Eignungsprüfung – Berücksichtigung von Erfahrungen mit dem Bieter

01.07.2009 Das OLG Frankfurt a.M. beschäftigte sich in dem Beschluss vom 24.02.2009 (Az. 11 Verg 19/08) mit der Frage, inwieweit der Auftraggeber vorangegangene schlechte Erfahrungen mit einem sich erneut beteiligenden Bieter berücksichtigen kann.
Das Gericht stellte dabei zunächst fest, dass es sich bei der Beurteilung der Eignung - also der Fachkunde, Leistungsfähigkeit und Zuverlässigkeit eines Bieters - um eine Prognoseentscheidung handelt, ob vom künftigen Auftragnehmer die ordnungsgemäße Erfüllung der vertraglichen Verpflichtungen erwartet werden kann. Dem öffentlichen Auftraggeber steht bei dieser Beurteilung ein Beurteilungsspielraum zu, der von den Nachprüfungsinstanzen nur darauf hin überprüft werden kann, ob das vorgeschriebene Verfahren eingehalten worden ist.

Ist dem Bieter die Eignung auf der zweiten Wertungsstufe einmal zuerkannt worden, kann sie ihm im weiteren Verfahren nicht wegen bereits bei der Eignungsprüfung bekannter Tatsachen wieder abgesprochen werden. Der Auftraggeber hat jedoch stets und in jeder Phase des Vergabeverfahrens, d.h. auch nach bereits positiv abgeschlossener Wertung der Eignung und Leistungsfähigkeit, bis zum Zuschlag neu auftretende oder bekannt werdende Umstände zu berücksichtigen, die die Richtigkeit seiner Entscheidung in Frage stellen. Soweit dieses tatsächlich der Fall ist, hat der Auftraggeber seine Entscheidung zu korrigieren.

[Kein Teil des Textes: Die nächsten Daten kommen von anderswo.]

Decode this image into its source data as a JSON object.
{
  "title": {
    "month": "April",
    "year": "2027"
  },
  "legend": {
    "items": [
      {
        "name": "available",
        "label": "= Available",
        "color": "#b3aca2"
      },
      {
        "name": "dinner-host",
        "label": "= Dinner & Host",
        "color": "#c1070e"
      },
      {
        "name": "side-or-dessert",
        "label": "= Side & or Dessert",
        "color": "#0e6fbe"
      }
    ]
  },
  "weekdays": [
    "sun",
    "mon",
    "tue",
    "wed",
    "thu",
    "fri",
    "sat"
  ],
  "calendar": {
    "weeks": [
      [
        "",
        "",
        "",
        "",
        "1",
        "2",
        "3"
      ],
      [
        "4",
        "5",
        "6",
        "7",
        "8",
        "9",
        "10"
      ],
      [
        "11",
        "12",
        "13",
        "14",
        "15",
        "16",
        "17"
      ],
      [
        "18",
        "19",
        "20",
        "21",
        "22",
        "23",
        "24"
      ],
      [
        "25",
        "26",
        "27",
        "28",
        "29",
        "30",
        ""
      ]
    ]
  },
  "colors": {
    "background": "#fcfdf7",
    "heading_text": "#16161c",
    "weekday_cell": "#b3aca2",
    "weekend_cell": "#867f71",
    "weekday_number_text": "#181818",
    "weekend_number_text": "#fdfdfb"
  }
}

Über die vom Bieter abverlangten und vorzulegenden Eignungsnachweise hinaus, kann der Auftraggeber auch Erfahrungen berücksichtigen, welche er oder ein anderer Auftraggeber, in der Durchführung eines früheren Vertrages erlangt hat. Der Mangel der zur Folge die Unzuverlässigkeit haben soll, muss jedoch gravierend sein. Gravierend ist ein Mangel dann, wenn er zu einer deutlichen Belastung des Auftraggebers in tatsächlicher und finanzieller Hinsicht führt.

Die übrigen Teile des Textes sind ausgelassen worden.